A public repository and archive of Miiverse "Yeah!" reaction images
In 2024 the musky odour that was floating around the formerly twitter offices was getting pretty bad. For an undisclosed reason that everyone probably knows about, the abilitiy to see what someone liked disappeared. There was uproar. Rage. Many angry tweets. But then, a ray of hope in the darkness: The Miiverse "Yeah!" button.
People started posting the "Yeah!" button under tweets to signify that they liked that tweet in a way that others could see. Very quickly, people started making lots of additions and modifications - different colours, different icons, different text. Negative ones, not sure ones - every person had their own personal "Yeah!" button.
This is happening really quickly, right now - and I'm worried that this will be here and gone in a flash. So, here is The Yeah! Archive, a public repository of all the "Yeah!" buttons that appeared this year. It's meant as a project to archive internet history - I believe that if we don't save this now it will be lost. Oh, and also you can use these to post under tweets :)
If you find a "Yeah!" button that is not here yet, create a pull request to add it in. If you are unsure on how to make pull requests, don't worry: send it to this gmail account and I will try and add it personally: "theyeaharchive@...". By submitting the image in either way you agree to licence the image under the same license as the whole repository: CC0. Please add images in the same way as you see other images being added so far: create a folder with an appropriate name, place the images inside, and then fill out "description.xml" and place that in there too. There is a description.xml template for you to use.

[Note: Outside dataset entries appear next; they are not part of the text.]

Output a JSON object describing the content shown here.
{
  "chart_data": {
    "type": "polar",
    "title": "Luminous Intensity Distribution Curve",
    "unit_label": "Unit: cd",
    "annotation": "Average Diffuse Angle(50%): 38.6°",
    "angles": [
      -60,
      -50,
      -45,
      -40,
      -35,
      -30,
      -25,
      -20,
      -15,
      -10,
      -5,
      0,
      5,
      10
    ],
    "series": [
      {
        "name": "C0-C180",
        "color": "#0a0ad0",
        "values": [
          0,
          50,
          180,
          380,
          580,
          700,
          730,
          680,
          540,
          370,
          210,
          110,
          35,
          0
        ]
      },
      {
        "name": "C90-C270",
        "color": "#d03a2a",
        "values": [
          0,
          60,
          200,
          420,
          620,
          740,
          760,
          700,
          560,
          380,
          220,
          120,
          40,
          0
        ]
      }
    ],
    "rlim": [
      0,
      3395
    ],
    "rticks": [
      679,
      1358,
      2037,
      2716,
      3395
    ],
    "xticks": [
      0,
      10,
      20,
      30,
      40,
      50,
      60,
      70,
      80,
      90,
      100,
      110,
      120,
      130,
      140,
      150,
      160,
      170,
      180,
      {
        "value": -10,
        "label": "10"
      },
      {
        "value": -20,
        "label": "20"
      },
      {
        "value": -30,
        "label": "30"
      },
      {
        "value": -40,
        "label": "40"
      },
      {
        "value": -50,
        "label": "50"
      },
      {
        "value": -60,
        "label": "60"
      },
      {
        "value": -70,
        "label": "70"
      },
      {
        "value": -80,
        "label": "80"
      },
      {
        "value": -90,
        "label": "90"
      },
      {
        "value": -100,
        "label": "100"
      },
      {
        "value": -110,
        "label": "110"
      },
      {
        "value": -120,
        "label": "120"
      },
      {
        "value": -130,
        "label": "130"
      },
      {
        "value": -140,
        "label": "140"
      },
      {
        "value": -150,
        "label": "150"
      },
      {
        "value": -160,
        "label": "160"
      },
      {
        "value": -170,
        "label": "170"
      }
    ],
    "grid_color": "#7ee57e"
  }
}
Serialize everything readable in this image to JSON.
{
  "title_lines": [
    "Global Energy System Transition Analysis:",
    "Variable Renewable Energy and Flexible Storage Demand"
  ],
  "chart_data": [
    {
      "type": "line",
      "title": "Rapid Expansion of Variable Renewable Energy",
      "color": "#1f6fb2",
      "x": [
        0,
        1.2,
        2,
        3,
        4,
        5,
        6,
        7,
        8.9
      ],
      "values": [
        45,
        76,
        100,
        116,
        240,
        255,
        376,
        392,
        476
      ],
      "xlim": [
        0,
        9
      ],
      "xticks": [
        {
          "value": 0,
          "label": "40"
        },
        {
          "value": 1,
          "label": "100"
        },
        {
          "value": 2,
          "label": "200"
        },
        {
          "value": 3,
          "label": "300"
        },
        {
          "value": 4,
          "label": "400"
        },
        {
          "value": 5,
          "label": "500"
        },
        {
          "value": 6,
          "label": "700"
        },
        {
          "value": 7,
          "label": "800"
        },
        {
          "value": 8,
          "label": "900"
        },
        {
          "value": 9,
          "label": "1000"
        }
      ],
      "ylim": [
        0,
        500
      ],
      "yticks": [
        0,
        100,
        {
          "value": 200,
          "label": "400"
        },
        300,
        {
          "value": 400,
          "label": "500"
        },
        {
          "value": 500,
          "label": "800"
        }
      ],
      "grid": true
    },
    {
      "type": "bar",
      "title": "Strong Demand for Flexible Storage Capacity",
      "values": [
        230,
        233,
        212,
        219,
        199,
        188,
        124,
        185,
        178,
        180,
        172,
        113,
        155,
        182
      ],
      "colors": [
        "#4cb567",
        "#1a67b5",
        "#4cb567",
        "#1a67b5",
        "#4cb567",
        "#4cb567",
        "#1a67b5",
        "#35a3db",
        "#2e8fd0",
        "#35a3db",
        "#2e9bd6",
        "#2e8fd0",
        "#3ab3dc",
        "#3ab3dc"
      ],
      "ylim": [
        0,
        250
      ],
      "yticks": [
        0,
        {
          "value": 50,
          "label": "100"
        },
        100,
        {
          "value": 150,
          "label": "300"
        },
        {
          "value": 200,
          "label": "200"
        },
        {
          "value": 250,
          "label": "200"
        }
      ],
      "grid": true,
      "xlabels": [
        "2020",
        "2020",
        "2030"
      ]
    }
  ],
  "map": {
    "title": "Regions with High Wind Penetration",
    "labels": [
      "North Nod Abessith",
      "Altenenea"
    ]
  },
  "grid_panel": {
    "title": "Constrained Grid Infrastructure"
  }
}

Anything! Go wild. Submissions should be a remix of the miiverse button, by itself, in the highest quality possible. Do not add images that are deliberately low quality and full of JPEG artifacts, they can be added later to the high quality images if needed. NSFW entries are not allowed. Even if you think that the button you have is not consequential, please add it.
The next step is to make a frontend website for this repo so that people can scroll the images themselves, easily. I've tried to set it up so that as people add images here they are in a format which a website can read easily for later. This was released publicly at 2am BST because I felt that the longer I wait the more likely that the images are lost.